Tolstoysbackpack · 06/02/2023 13:15

Oh OP, this is making me a bit panicky. Are you sure this is the right thing to do? However much he wants to be with you, you are effectively taking control of the rest of his life. He will have to be more than laid back but incredibly passive to accept this. It’s a bit disrespectful really.

I think you shouldn’t wait until Valentines Day to do a themed reveal. I think this is too big a decision to make it forced and contrived like that. I think you should have a chat to him about it asap. Then hopefully he will be on board and you can get on with enjoying planning the event.

What if he can’t get leave from work?

What if there is some people he wants to invite but that decision has been taken out of his hands.

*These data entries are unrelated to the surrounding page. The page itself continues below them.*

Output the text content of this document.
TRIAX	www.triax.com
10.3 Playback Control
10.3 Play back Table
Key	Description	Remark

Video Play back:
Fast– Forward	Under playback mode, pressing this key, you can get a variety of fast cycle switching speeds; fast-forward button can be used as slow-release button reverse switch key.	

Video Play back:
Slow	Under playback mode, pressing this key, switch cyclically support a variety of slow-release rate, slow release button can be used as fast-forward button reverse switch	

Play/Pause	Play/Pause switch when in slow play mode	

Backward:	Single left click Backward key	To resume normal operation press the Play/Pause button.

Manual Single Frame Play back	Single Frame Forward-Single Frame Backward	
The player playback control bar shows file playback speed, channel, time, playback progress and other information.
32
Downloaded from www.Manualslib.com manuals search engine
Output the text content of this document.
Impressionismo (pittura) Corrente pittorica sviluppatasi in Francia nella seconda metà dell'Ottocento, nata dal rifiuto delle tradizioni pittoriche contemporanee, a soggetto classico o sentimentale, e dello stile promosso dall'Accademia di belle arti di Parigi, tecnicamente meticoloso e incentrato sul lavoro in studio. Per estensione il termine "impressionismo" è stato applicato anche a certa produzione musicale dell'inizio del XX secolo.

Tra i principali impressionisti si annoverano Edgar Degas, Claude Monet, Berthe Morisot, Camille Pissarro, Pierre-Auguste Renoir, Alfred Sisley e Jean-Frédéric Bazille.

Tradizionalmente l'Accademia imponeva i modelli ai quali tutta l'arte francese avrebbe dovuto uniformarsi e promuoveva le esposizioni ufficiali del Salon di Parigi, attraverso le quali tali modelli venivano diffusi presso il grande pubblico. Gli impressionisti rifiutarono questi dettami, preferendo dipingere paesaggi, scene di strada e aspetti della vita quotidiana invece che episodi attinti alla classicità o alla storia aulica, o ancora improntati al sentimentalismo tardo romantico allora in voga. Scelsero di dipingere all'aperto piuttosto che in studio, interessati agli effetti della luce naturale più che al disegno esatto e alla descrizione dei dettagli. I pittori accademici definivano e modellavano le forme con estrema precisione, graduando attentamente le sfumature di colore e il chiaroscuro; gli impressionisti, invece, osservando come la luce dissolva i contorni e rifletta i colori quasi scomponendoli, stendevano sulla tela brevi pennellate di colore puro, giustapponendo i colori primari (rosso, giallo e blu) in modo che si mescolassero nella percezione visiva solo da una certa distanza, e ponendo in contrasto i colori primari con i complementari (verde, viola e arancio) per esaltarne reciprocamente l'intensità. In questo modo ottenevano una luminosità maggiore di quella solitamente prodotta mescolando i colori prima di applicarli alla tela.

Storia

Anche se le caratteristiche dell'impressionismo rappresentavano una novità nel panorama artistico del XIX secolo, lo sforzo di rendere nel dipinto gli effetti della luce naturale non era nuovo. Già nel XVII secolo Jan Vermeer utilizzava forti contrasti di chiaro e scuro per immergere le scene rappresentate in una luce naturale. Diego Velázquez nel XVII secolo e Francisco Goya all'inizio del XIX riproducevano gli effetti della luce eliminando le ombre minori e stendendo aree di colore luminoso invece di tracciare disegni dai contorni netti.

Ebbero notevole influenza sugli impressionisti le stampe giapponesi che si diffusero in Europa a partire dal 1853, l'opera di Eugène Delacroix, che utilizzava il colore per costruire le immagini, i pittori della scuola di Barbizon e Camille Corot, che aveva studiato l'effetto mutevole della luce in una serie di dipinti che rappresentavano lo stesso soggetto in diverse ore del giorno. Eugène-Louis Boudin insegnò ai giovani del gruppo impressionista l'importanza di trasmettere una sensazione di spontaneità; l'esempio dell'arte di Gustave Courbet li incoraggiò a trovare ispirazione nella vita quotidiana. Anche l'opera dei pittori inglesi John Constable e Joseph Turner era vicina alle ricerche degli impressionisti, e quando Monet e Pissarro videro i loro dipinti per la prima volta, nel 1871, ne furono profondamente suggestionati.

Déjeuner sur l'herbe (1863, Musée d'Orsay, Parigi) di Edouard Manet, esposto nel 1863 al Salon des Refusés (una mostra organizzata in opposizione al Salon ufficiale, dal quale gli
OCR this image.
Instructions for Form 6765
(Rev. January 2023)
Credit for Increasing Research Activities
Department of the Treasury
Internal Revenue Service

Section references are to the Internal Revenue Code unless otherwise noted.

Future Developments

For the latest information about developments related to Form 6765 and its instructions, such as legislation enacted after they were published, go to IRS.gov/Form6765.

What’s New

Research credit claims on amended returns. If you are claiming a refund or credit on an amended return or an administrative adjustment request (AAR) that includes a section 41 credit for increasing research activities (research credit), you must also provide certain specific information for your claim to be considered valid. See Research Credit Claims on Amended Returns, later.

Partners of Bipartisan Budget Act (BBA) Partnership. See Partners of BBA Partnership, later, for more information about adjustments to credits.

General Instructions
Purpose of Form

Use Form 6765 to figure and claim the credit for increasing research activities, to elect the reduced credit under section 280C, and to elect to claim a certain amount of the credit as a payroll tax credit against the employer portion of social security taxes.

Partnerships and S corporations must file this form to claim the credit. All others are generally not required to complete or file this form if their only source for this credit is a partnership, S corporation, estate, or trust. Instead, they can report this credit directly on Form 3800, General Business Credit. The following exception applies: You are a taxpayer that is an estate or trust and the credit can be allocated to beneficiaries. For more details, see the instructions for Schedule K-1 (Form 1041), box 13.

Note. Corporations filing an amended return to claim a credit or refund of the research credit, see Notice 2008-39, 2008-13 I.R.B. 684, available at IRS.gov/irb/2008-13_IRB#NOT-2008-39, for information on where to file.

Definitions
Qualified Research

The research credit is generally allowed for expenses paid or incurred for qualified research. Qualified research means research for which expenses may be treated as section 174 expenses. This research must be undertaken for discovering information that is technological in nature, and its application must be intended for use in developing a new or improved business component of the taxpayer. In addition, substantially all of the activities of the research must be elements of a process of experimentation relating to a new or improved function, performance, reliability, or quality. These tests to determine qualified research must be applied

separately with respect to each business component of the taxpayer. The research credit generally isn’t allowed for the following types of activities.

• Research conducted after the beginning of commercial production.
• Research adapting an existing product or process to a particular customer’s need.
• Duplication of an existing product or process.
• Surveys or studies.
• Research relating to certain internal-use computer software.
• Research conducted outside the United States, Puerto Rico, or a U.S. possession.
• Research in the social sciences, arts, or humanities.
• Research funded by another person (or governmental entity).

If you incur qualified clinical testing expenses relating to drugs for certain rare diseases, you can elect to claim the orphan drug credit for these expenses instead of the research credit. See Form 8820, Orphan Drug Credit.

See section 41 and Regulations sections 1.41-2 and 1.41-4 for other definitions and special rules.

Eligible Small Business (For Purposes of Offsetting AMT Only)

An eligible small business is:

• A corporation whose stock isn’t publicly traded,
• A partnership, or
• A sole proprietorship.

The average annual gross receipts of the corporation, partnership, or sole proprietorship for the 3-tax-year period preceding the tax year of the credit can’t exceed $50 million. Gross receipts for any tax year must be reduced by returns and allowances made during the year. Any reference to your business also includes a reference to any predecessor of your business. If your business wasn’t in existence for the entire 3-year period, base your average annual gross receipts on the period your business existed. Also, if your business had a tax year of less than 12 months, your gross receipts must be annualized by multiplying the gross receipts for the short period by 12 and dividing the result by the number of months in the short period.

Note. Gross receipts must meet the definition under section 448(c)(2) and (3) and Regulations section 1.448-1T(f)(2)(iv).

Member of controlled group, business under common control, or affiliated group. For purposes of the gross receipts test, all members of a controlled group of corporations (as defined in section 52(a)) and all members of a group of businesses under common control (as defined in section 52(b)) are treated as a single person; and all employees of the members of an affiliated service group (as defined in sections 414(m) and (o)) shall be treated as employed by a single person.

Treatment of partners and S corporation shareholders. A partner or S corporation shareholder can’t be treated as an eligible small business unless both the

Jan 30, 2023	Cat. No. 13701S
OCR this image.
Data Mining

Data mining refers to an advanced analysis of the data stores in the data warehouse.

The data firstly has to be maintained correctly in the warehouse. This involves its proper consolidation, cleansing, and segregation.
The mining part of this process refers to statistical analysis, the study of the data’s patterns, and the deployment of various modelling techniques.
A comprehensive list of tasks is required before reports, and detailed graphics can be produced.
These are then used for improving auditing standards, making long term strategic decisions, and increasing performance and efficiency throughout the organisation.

what will he say to his friends about it? Will he be embarrassed to tell them? I’m not sure it’s the cutesy ‘guess what my fiancé has done now lol’ thing that you think it is. It’s a lighthearted joke but will he be a pissed off that he is the kind of butt of it because it’s not really light hearted. It sounds a bit like something characters would do in a zany sitcom.

does everyone invited really know except him? I would worry that people were sniggering at me a bit.

And they are all cool with it?

I guess the biggest thing to prepare yourself for is if he says no. What will you do? Will you light heartedly accept his refusal? Or will it cause problems in your relationship?

it’s such a gamble. Are you sure it will be taken in good humour that you are envisioning?

EmmaGrundyForPM · 06/02/2023 13:16

OP, how would you feel if this was done to you? It's beyond manipulative.

ExtraJalapenos · 06/02/2023 13:24

As 'sweet' as you think this sounds, this is a legal proceeding. Marriage isn't a game.
Its very coerced. Its very manipulative. Regardless of what his reaction is.

shieldmaiden7 · 06/02/2023 13:35

My husband would not be cool with this at all!

You keep saying why would he stay if he didn't want to get married, why do people stay in marriages they aren't happy in. Convenience. Familiarity. His children.

What have your family and friends said about this?